In the Sicilian Najdorf there is a well known line which ends in threefold repition (if both players want).

[Event "NN"]
[ECO "B90"]
[Opening "Sicilian Defense: Najdorf Variation, English Attack, Anti-   English"]
[FEN ""]

1. e4 c5 2. Nf3 d6 3. d4 cxd4 4. Nxd4 Nf6 5. Nc3 a6 6. Be3 Ng4 7. Bc1 Nf6 8. Be3 Ng4

Since white retreats the bishop to c1, the positions after 5. ... a6 and 7. Bc1 are almost the same (only difference is that the knight is on g4 now) and since it is black's turn, black gained a tempo (if not for the knight's position on g4).

Two questions on this line:

  • Why does black have to return the knight to f6? Aren't there any other useful moves that he could make and only retreat when being attacked?
  • Ignoring any match situation or Elo difference, etc, both players insisting on this repetition, does it mean that Be3 is the best 6th move in the Najdorf for white and does it mean that normal play with 6... e5 is very dangerous for black?

2 Answers 2


does it mean that Be3 is the best 6th move in the Najdorf for white and does it mean that normal play with 6... e5 is very dangerous for black?

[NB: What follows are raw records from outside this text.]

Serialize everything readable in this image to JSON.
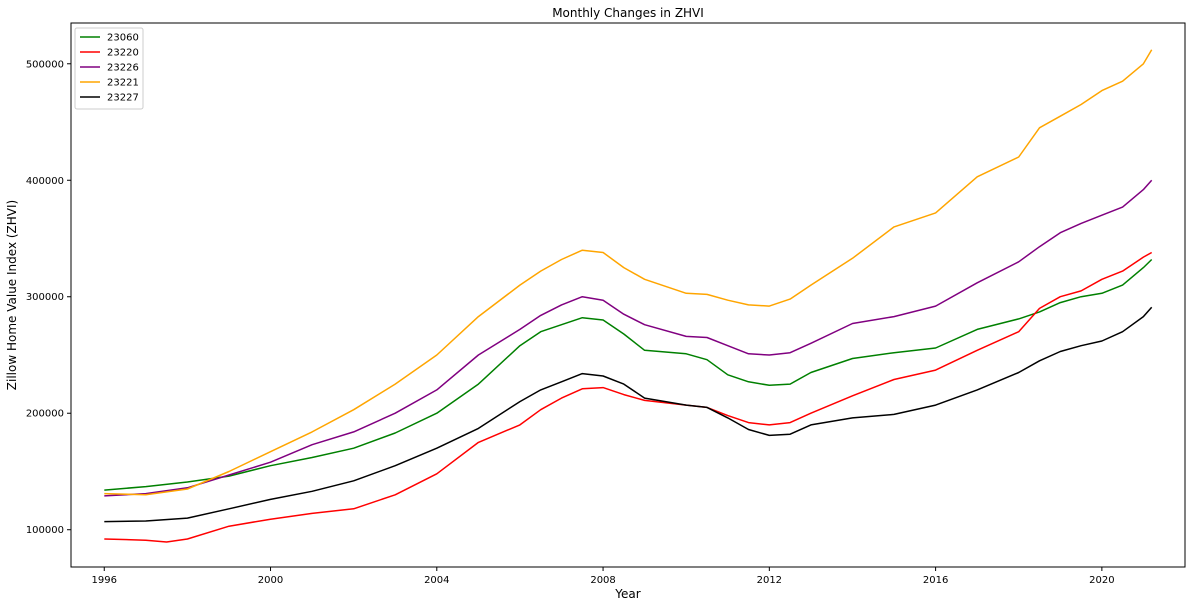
{
  "chart_data": {
    "type": "line",
    "title": "Monthly Changes in ZHVI",
    "xlabel": "Year",
    "ylabel": "Zillow Home Value Index (ZHVI)",
    "xlim": [
      1995.2,
      2022.0
    ],
    "ylim": [
      68000,
      535000
    ],
    "x_ticks": [
      1996,
      2000,
      2004,
      2008,
      2012,
      2016,
      2020
    ],
    "x_tick_labels": [
      "1996",
      "2000",
      "2004",
      "2008",
      "2012",
      "2016",
      "2020"
    ],
    "y_ticks": [
      100000,
      200000,
      300000,
      400000,
      500000
    ],
    "y_tick_labels": [
      "100000",
      "200000",
      "300000",
      "400000",
      "500000"
    ],
    "grid": false,
    "legend_position": "top-left",
    "series": [
      {
        "name": "23060",
        "color": "#008000",
        "points": [
          [
            1996.0,
            134000
          ],
          [
            1997.0,
            137000
          ],
          [
            1998.0,
            141000
          ],
          [
            1999.0,
            146000
          ],
          [
            2000.0,
            155000
          ],
          [
            2001.0,
            162000
          ],
          [
            2002.0,
            170000
          ],
          [
            2003.0,
            183000
          ],
          [
            2004.0,
            200000
          ],
          [
            2005.0,
            225000
          ],
          [
            2006.0,
            258000
          ],
          [
            2006.5,
            270000
          ],
          [
            2007.0,
            276000
          ],
          [
            2007.5,
            282000
          ],
          [
            2008.0,
            280000
          ],
          [
            2008.5,
            268000
          ],
          [
            2009.0,
            254000
          ],
          [
            2010.0,
            251000
          ],
          [
            2010.5,
            246000
          ],
          [
            2011.0,
            233000
          ],
          [
            2011.5,
            227000
          ],
          [
            2012.0,
            224000
          ],
          [
            2012.5,
            225000
          ],
          [
            2013.0,
            235000
          ],
          [
            2014.0,
            247000
          ],
          [
            2015.0,
            252000
          ],
          [
            2016.0,
            256000
          ],
          [
            2017.0,
            272000
          ],
          [
            2018.0,
            281000
          ],
          [
            2018.5,
            287000
          ],
          [
            2019.0,
            295000
          ],
          [
            2019.5,
            300000
          ],
          [
            2020.0,
            303000
          ],
          [
            2020.5,
            310000
          ],
          [
            2021.0,
            325000
          ],
          [
            2021.2,
            332000
          ]
        ]
      },
      {
        "name": "23220",
        "color": "#ff0000",
        "points": [
          [
            1996.0,
            92000
          ],
          [
            1997.0,
            91000
          ],
          [
            1997.5,
            89500
          ],
          [
            1998.0,
            92000
          ],
          [
            1999.0,
            103000
          ],
          [
            2000.0,
            109000
          ],
          [
            2001.0,
            114000
          ],
          [
            2002.0,
            118000
          ],
          [
            2003.0,
            130000
          ],
          [
            2004.0,
            148000
          ],
          [
            2005.0,
            175000
          ],
          [
            2006.0,
            190000
          ],
          [
            2006.5,
            203000
          ],
          [
            2007.0,
            213000
          ],
          [
            2007.5,
            221000
          ],
          [
            2008.0,
            222000
          ],
          [
            2008.5,
            216000
          ],
          [
            2009.0,
            211000
          ],
          [
            2010.0,
            207000
          ],
          [
            2010.5,
            205000
          ],
          [
            2011.0,
            198000
          ],
          [
            2011.5,
            192000
          ],
          [
            2012.0,
            190000
          ],
          [
            2012.5,
            192000
          ],
          [
            2013.0,
            200000
          ],
          [
            2014.0,
            215000
          ],
          [
            2015.0,
            229000
          ],
          [
            2016.0,
            237000
          ],
          [
            2017.0,
            254000
          ],
          [
            2018.0,
            270000
          ],
          [
            2018.5,
            290000
          ],
          [
            2019.0,
            300000
          ],
          [
            2019.5,
            305000
          ],
          [
            2020.0,
            315000
          ],
          [
            2020.5,
            322000
          ],
          [
            2021.0,
            334000
          ],
          [
            2021.2,
            338000
          ]
        ]
      },
      {
        "name": "23226",
        "color": "#800080",
        "points": [
          [
            1996.0,
            129000
          ],
          [
            1997.0,
            131000
          ],
          [
            1998.0,
            136000
          ],
          [
            1999.0,
            147000
          ],
          [
            2000.0,
            158000
          ],
          [
            2001.0,
            173000
          ],
          [
            2002.0,
            184000
          ],
          [
            2003.0,
            200000
          ],
          [
            2004.0,
            220000
          ],
          [
            2005.0,
            250000
          ],
          [
            2006.0,
            272000
          ],
          [
            2006.5,
            284000
          ],
          [
            2007.0,
            293000
          ],
          [
            2007.5,
            300000
          ],
          [
            2008.0,
            297000
          ],
          [
            2008.5,
            285000
          ],
          [
            2009.0,
            276000
          ],
          [
            2010.0,
            266000
          ],
          [
            2010.5,
            265000
          ],
          [
            2011.0,
            258000
          ],
          [
            2011.5,
            251000
          ],
          [
            2012.0,
            250000
          ],
          [
            2012.5,
            252000
          ],
          [
            2013.0,
            260000
          ],
          [
            2014.0,
            277000
          ],
          [
            2015.0,
            283000
          ],
          [
            2016.0,
            292000
          ],
          [
            2017.0,
            312000
          ],
          [
            2018.0,
            330000
          ],
          [
            2018.5,
            343000
          ],
          [
            2019.0,
            355000
          ],
          [
            2019.5,
            363000
          ],
          [
            2020.0,
            370000
          ],
          [
            2020.5,
            377000
          ],
          [
            2021.0,
            392000
          ],
          [
            2021.2,
            400000
          ]
        ]
      },
      {
        "name": "23221",
        "color": "#ffa500",
        "points": [
          [
            1996.0,
            131000
          ],
          [
            1997.0,
            130000
          ],
          [
            1998.0,
            135000
          ],
          [
            1999.0,
            150000
          ],
          [
            2000.0,
            167000
          ],
          [
            2001.0,
            184000
          ],
          [
            2002.0,
            203000
          ],
          [
            2003.0,
            225000
          ],
          [
            2004.0,
            250000
          ],
          [
            2005.0,
            283000
          ],
          [
            2006.0,
            310000
          ],
          [
            2006.5,
            322000
          ],
          [
            2007.0,
            332000
          ],
          [
            2007.5,
            340000
          ],
          [
            2008.0,
            338000
          ],
          [
            2008.5,
            325000
          ],
          [
            2009.0,
            315000
          ],
          [
            2010.0,
            303000
          ],
          [
            2010.5,
            302000
          ],
          [
            2011.0,
            297000
          ],
          [
            2011.5,
            293000
          ],
          [
            2012.0,
            292000
          ],
          [
            2012.5,
            298000
          ],
          [
            2013.0,
            310000
          ],
          [
            2014.0,
            333000
          ],
          [
            2015.0,
            360000
          ],
          [
            2016.0,
            372000
          ],
          [
            2017.0,
            403000
          ],
          [
            2018.0,
            420000
          ],
          [
            2018.5,
            445000
          ],
          [
            2019.0,
            455000
          ],
          [
            2019.5,
            465000
          ],
          [
            2020.0,
            477000
          ],
          [
            2020.5,
            485000
          ],
          [
            2021.0,
            500000
          ],
          [
            2021.2,
            512000
          ]
        ]
      },
      {
        "name": "23227",
        "color": "#000000",
        "points": [
          [
            1996.0,
            107000
          ],
          [
            1997.0,
            107500
          ],
          [
            1998.0,
            110000
          ],
          [
            1999.0,
            118000
          ],
          [
            2000.0,
            126000
          ],
          [
            2001.0,
            133000
          ],
          [
            2002.0,
            142000
          ],
          [
            2003.0,
            155000
          ],
          [
            2004.0,
            170000
          ],
          [
            2005.0,
            187000
          ],
          [
            2006.0,
            210000
          ],
          [
            2006.5,
            220000
          ],
          [
            2007.0,
            227000
          ],
          [
            2007.5,
            234000
          ],
          [
            2008.0,
            232000
          ],
          [
            2008.5,
            225000
          ],
          [
            2009.0,
            213000
          ],
          [
            2010.0,
            207000
          ],
          [
            2010.5,
            205000
          ],
          [
            2011.0,
            196000
          ],
          [
            2011.5,
            186000
          ],
          [
            2012.0,
            181000
          ],
          [
            2012.5,
            182000
          ],
          [
            2013.0,
            190000
          ],
          [
            2014.0,
            196000
          ],
          [
            2015.0,
            199000
          ],
          [
            2016.0,
            207000
          ],
          [
            2017.0,
            220000
          ],
          [
            2018.0,
            235000
          ],
          [
            2018.5,
            245000
          ],
          [
            2019.0,
            253000
          ],
          [
            2019.5,
            258000
          ],
          [
            2020.0,
            262000
          ],
          [
            2020.5,
            270000
          ],
          [
            2021.0,
            283000
          ],
          [
            2021.2,
            291000
          ]
        ]
      }
    ]
  }
}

"No" is the answer to the first question and "Not really but in any case, as hoacin points out, there are plenty of reasonable alternatives for black" is the answer to the second question.

Look, whether it is true or not, the vast numbers of cynical ordinary club players like me strongly suspect that every time a game like this was played it was preceded by the players meeting in the bar the night before and agreeing a draw and then picking their favourite "forced draw" variation.

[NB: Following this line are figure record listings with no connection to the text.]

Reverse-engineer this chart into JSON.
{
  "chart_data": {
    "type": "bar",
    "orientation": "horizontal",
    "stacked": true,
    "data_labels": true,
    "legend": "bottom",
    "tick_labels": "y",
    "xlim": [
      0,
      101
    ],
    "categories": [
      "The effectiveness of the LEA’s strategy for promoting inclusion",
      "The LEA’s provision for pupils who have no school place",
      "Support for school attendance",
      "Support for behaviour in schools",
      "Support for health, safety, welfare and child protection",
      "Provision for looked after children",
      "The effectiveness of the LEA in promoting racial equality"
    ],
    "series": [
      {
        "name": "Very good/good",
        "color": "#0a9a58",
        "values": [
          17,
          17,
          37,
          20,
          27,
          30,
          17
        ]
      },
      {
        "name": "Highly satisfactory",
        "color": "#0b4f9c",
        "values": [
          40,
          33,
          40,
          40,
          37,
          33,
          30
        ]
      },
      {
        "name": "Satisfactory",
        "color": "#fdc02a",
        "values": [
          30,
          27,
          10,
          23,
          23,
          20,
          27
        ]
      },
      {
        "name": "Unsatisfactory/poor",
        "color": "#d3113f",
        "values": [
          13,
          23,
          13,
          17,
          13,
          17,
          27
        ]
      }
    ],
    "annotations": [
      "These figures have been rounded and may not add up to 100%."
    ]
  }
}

When challenged the players will come out with standard BS along the lines of "Well, I spent hours preparing the X variation [say first 5 moves above] because I know my opponent plays that line a lot. All my preparation was based around move 6 and I expected he would play move y [obviously a different choice from the drawing variation] and when he didn't I had to fall back on the repetition line".

It is complete hogwash. Everybody knows it. But if both players have decided, for perfectly good reasons [tournament situation, tired after previous long hard game, minor illness - cold, stomach bug, etc., opponent is a close relative] that a draw is what they want then there isn't much anybody can do about.

  • Regarding the draw fixing, I wanted to exclude these cases in my second question. Commented Nov 17, 2016 at 15:33

He doesn't have to return, but it is probably the most flexible move. You can't hold knight's position on g4, you don't like going on e5 and the knight will be attacked by the most natural move in the world (Be2 or f3). White makes no concessions while black would make some.

e6 isn't possible Nc6 isn't Najdorf's favorite move g6 is dragon e5 is well met by Nf5

If Bc1 was easy to 'refute', it would never become popular in the first place.

I don't understand much the 2nd question.